Cara Keenam Memaknai Ramadhan:
Jadikan Ramadhan Sebagai Madrasah
untuk Melatih Diri Beramal Saleh, yang
Terus Dibudayakan Setelah Berlalunya
Bulan Suci Ini
Bulan Ramadhan ibarat
madrasah keimanan, di dalamnya kita
belajar mendidik diri untuk rajin
beribadah, dengan harapan setelah kita
tamat dari madrasah itu, kebiasaan rajin
beribadah akan terus membekas dalam
diri kita hingga kita menghadap kepada
YangMahaKuasa.Jangan sampai amal
ibadah kita turut berakhir dengan
berakhirnya bulan Ramadhan. Kebiasaan
kita untuk berpuasa, shalat lima waktu
berjamaah di masjid, shalat malam,
memperbanyak membaca Al-Qur’an, doa
dan zikir, rajin menghadiri majelis taklim
dan gemar bersedekah di bulan
Ramadhan, mari terus kita budayakan di
luar Ramadhan.
Allahta’alamemerintahkan:“Dan
sembahlah Rabbmu sampai ajal datang
kepadamu.” (QS. Al-Hijr: 99)
Semoga kita tergolong orang-
orang yang mampu menikmati keutamaan
Ramadhan dan memperoleh hikmahnya,
khususnya hikmah lailatul qadar.
Ciri utama diterimanya puasa kita di bulan
Ramadhan dan tanda terbesar akan
keberhasilan kita meraih lailatul qadar
adalah berubahnya diri kita menjadi lebih
baik daripada kondisi sebelum Ramadhan.
Di antara hikmah
dirahasiakannya waktu lailatul qadar
adalah:
- Agar amal ibadah kita lebih banyak.
Sebab dengan dirahasiakannya kapan
waktu lailatul qadar, kita akan terus
memperbanyak shalat, dzikir, doa dan
membaca Al-Qur’an di sepanjang malam-
malam sepuluh terakhir Ramadhan
terutama malam yangganjil.
- Sebagai ujian dari Allah ta’ala, untuk
mengetahui siapa di antara para hamba-
Nya yang bersungguh-sungguh dalam
mencari lailatul qadar dan siapa yang
bermalas-malasan serta meremehkannya
(Majaalisu Syahri Ramadhaan, karya Syaikh
al-’Utsaimin hal: 163)
Maka seharusnya kita berusaha maksimal
pada sepuluh hari itu; menyibukkan diri
dengan beramal dan beribadah di seluruh
malam-malam itu agar kita bisa
menggapai pahala yang agung itu. Mungkin
saja ada orang yang tidak berusaha
mencari lailatul qadar melainkan pada
satu malam tertentu saja dalam setiap
Ramadhan dengan asumsi bahwa lailatul
qadar jatuh pada tanggal ini atau itu,
walaupun dia berpuasa Ramadhan selama
40 tahun, barangkali dia tidak akan pernah
sama sekali mendapatkan momen emas
itu. Selanjutnya penyesalan saja yang ada…

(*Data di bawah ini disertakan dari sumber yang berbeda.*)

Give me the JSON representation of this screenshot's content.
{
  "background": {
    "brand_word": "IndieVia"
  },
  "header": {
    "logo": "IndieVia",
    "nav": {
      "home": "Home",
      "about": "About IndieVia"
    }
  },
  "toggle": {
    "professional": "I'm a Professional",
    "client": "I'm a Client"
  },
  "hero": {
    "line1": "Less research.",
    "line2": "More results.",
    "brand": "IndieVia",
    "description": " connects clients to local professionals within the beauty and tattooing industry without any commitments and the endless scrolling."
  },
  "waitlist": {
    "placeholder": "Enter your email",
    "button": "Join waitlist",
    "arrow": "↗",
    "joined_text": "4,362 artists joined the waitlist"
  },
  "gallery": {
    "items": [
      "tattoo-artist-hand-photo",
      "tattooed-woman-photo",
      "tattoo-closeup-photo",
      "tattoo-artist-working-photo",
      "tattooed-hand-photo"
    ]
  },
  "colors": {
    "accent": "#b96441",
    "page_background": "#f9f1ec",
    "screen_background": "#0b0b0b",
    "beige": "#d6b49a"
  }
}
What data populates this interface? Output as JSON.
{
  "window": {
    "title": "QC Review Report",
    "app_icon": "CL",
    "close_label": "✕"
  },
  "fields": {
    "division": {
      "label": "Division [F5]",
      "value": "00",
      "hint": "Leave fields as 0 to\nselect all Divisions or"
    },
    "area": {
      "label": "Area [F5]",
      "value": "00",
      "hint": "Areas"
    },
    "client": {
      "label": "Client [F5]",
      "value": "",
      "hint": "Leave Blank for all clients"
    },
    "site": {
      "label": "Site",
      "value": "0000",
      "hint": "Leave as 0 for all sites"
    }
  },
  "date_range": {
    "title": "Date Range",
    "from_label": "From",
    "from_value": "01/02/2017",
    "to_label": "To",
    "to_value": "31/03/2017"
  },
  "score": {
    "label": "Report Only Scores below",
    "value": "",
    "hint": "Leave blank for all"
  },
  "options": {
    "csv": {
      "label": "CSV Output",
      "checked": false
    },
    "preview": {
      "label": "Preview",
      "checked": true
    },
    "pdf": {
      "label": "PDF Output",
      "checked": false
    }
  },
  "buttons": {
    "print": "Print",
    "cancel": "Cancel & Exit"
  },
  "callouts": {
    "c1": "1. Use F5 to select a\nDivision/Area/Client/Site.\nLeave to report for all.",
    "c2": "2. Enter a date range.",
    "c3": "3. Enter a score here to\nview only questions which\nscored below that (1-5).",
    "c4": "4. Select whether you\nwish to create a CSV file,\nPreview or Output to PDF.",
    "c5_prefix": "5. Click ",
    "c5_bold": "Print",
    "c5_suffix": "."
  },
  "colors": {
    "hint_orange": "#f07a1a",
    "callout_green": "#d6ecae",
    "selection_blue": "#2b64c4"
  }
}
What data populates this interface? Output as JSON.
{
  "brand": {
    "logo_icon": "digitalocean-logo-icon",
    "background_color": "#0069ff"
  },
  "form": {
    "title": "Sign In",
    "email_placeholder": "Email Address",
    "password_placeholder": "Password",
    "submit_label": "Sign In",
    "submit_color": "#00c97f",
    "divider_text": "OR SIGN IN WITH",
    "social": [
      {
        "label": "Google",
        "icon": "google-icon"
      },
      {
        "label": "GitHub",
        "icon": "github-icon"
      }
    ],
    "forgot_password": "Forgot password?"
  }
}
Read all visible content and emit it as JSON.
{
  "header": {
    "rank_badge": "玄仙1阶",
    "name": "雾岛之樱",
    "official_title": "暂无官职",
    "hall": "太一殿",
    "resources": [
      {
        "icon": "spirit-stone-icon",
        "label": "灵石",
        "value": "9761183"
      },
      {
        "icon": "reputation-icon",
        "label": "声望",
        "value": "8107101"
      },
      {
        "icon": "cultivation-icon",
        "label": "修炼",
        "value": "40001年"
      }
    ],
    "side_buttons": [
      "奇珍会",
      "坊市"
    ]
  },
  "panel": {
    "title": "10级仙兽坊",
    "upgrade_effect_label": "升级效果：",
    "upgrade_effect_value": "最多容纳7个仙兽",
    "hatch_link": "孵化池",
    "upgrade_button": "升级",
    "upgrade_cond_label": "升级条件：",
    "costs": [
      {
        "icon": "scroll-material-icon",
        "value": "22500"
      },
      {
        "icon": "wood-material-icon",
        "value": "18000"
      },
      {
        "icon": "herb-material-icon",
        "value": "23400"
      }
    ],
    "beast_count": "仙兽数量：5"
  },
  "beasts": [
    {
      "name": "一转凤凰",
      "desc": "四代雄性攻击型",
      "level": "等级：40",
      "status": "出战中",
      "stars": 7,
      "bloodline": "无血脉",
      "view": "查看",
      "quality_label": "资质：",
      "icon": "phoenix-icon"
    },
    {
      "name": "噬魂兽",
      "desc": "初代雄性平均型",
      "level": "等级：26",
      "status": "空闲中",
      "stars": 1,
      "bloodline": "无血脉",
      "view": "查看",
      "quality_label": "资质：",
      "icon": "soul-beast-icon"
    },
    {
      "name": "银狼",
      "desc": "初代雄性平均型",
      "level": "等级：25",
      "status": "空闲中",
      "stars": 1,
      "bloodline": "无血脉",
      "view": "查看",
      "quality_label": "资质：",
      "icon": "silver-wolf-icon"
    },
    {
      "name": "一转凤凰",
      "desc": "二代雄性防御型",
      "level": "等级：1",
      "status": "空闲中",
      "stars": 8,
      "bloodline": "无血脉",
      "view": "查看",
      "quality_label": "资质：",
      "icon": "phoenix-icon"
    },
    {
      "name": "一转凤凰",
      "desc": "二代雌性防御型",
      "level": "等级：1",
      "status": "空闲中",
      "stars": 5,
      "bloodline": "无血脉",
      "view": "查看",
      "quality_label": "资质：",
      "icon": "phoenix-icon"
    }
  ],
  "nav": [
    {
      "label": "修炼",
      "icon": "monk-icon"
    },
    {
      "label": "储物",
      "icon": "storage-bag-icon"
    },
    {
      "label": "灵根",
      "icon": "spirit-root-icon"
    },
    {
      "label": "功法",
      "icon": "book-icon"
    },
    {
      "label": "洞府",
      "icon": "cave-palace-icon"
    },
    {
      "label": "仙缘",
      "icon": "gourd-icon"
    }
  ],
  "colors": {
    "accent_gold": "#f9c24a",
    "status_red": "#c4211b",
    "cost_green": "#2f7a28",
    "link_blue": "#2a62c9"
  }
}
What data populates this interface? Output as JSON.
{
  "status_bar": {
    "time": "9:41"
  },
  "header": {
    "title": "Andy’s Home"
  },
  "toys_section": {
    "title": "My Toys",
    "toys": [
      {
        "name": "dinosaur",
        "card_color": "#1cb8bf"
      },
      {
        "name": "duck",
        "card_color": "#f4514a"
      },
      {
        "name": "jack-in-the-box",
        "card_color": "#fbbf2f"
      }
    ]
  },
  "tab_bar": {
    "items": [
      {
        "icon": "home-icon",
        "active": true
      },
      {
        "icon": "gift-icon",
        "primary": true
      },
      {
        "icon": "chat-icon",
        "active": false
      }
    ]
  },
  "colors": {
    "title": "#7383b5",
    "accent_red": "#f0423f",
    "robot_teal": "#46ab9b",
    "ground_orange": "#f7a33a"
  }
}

Nabi shallallahu ‘alaihi wa sallam telah
memberikan teladan:
“Nabi shallallahu ‘alaihi wa sallam jika
memasuki sepuluh (terakhir Ramadhan)
beliau mengencangkan ‘ikat pinggangnya’,
menghidupkan malamnya dan
membangunkan keluarganya.” (HR.
Bukhari dan Muslim)
Penutup: jika ada kurang lebih, atas perkataan.. Cak Wit minta maaf.